Las palabras del capitán parecían querer decir algo más de lo que significaban todas ellas en su conjunto o por lo menos eso le pareció a Cintia, pero ella simplemente se dedicó a contestar.
—Sí, capitán, me encuentro perfectamente cualificada para encargarme de este trabajo. Tengo la oportunidad de escribir un gran artículo debido a la cercanía que tengo con este caso y no quiero perder tan buena oportunidad.
—Muy bien, entonces mucha suerte con el artículo. La verdad es que por mi parte no veo ningún inconveniente en ayudarte, así que te explicaré lo que sabemos dentro de lo que pueda revelarte, claro está. Los resultados de la autopsia de ambos cuerpos no los tengo todavía en mis manos, pero te puedo decir que en breve los tendré. Por otro lado, sí que sabemos cómo fueron asesinados: creemos que la persona que cometió el crimen entró en la casa sin ninguna dificultad, cosa que nos dice que muy posiblemente la misma pareja le abriese la puerta, dando por hecho que fuese una persona conocida del matrimonio. En la cocina había mucha sangre de Juan; allí fue donde el asesino o la asesina lo apuñaló con un arma blanca directamente en el corazón. No habiendo acabado todavía con su vida, Juan se dirigió como pudo a su despacho, que se encontraba a continuación de la cocina, creemos que con la intención de agarrar el teléfono, pero cayendo al suelo sin poder descolgarlo. Allí fue donde su vida terminó definitivamente.

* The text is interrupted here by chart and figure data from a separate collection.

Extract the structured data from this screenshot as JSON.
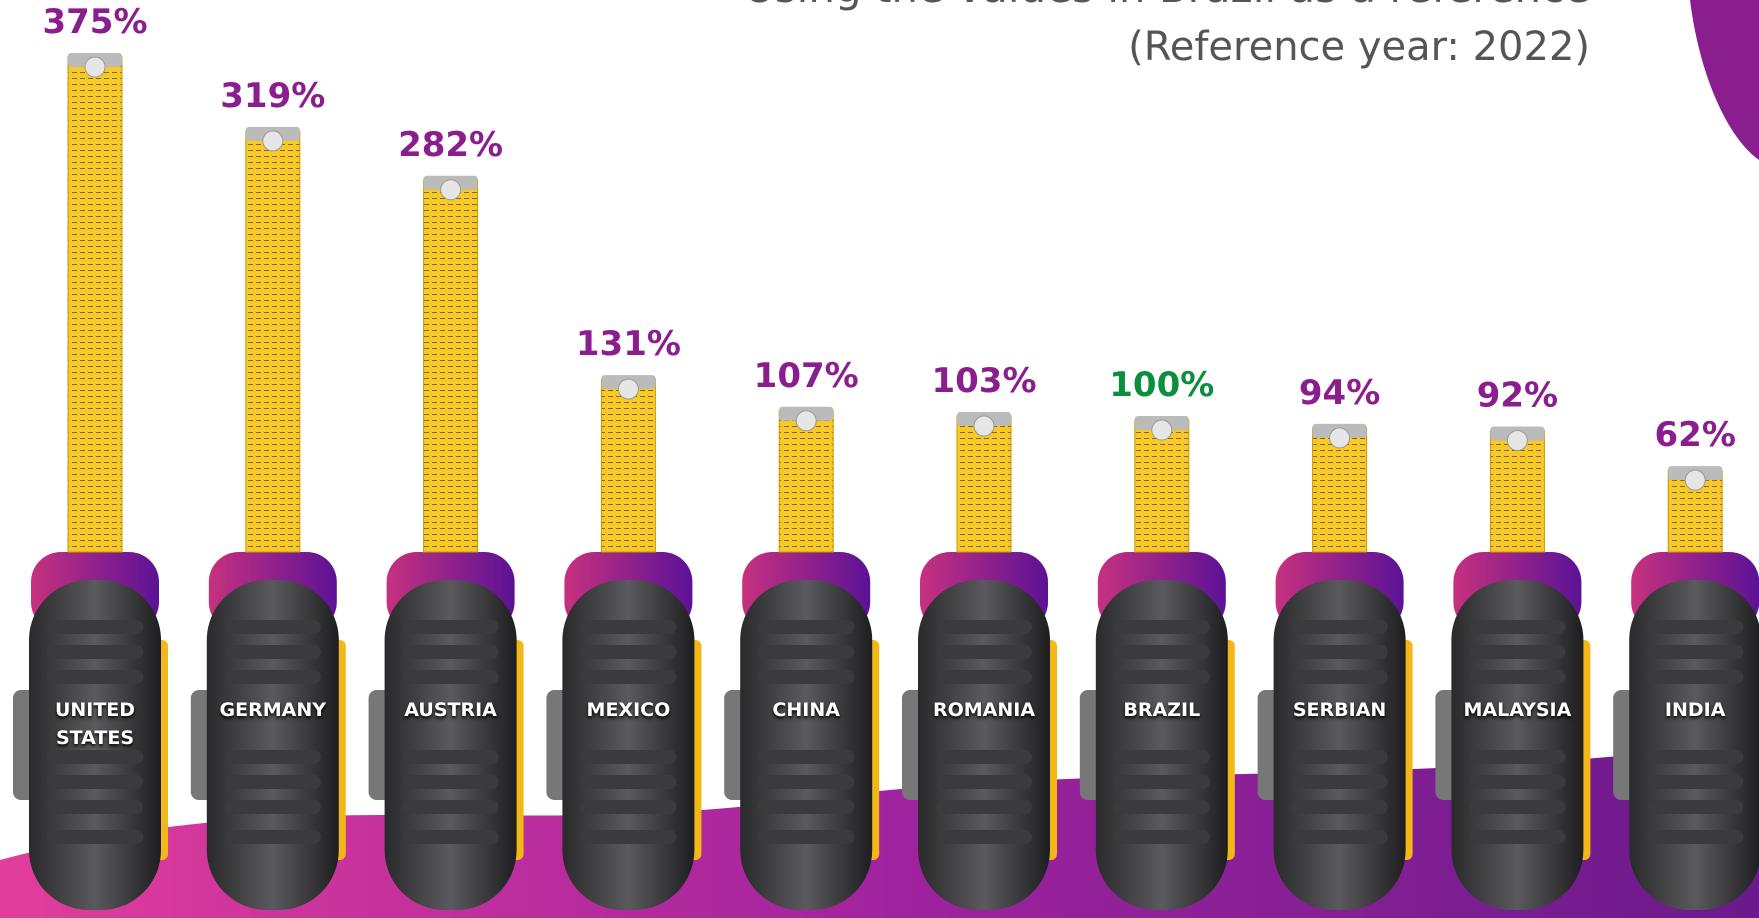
{
  "chart_data": {
    "type": "bar",
    "title": "Using the values in Brazil as a reference",
    "subtitle": "(Reference year: 2022)",
    "categories": [
      "UNITED STATES",
      "GERMANY",
      "AUSTRIA",
      "MEXICO",
      "CHINA",
      "ROMANIA",
      "BRAZIL",
      "SERBIAN",
      "MALAYSIA",
      "INDIA"
    ],
    "values": [
      375,
      319,
      282,
      131,
      107,
      103,
      100,
      94,
      92,
      62
    ],
    "value_labels": [
      "375%",
      "319%",
      "282%",
      "131%",
      "107%",
      "103%",
      "100%",
      "94%",
      "92%",
      "62%"
    ],
    "value_label_colors": [
      "#8b1e8e",
      "#8b1e8e",
      "#8b1e8e",
      "#8b1e8e",
      "#8b1e8e",
      "#8b1e8e",
      "#0b8f3c",
      "#8b1e8e",
      "#8b1e8e",
      "#8b1e8e"
    ],
    "color": "#f7c928",
    "ylim": [
      0,
      400
    ]
  }
}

»Luego, nuestro asesino o asesina, repito, subió escaleras arriba al piso superior de la vivienda con la intención de encontrar a la esposa. Esto mismo nos está diciendo que sabía perfectamente que Mónica se encontraba en la casa y también nos dice que fue Juan quien abrió la puerta al asesino, ya que ella se encontraba en su dormitorio. Subió, como ya he dicho, y la encontró en la habitación donde, con un objeto pesado, le golpeó el cráneo varias veces; esto posiblemente la haría desvanecerse y entonces la apuñaló tres veces en el tórax y una directamente en el corazón, acabando así con su vida. Los orificios son de un arma blanca, como ya le he comentado, de grandes dimensiones, así para que me entienda como de un cuchillo de cortar jamón. Cuando el culpable acabó su obra maestra, se marchó de la casa dejando la puerta entreabierta, como muy bien nos has contado, ¿no, Cintia?
—Sí, así es, la puerta se encontraba entreabierta, por eso mismo me decidí a entrar en la casa. Bueno, eso y, como ya le he contado, porque algo me decía en mi interior que ahí dentro pasaba algo malo, muy malo.
—Cintia, vuelvo a preguntarte. ¿No recuerdas nada nuevo?
—No, capitán, todo lo que sé ya se lo he hecho saber. Esta pareja era una pareja normal, salvo por sus continuas disputas. Todas las noches solían discutir fuertemente, cosa a la que culpo de mi insomnio; no podía dormir bien por culpa de ellos, pero ahora es gracioso: los echo en falta… Esa noche, como ya sabe, me disponía a dormir cuando los escuché nuevamente discutir: gritos, voces, jarrones rotos y un gran chillido de Mónica. Eso sí, siento escalofríos al recordarlo; ahora comprendo que ese chillido era de puro terror. He estado pensando en ello, capitán, y creo…
—Que ese chillido aterrador de Mónica se produjo exactamente cuando se encontró cara a cara con su asesino —continuó cortantemente el capitán, echándose hacia adelante con las manos cruzadas y apoyadas en su mesa.
—Sí, eso mismo he pensado yo…
Se estrecharon la mano amistosamente y Cintia le dio las gracias por lo amable y colaborador que había estado con ella. Era consciente de que le quedaba un largo e incluso complicado trabajo por delante, pero se sentía con ganas de ello. Se puso en pie y, girándose con la intención de marcharse del despacho del capitán, este llamó su atención:
—¡Cintia, espera! —Ella se volvió rápidamente esperando las palabras que quería decirle el capitán—. Antes de marcharte, por favor, acompaña a mi compañera por este pasillo: necesitamos que nos facilites tu ADN y huellas dactilares. Al haber estado en la escena del crimen, es lógico que aparezcan huellas tuyas allí y debemos estar prevenidos.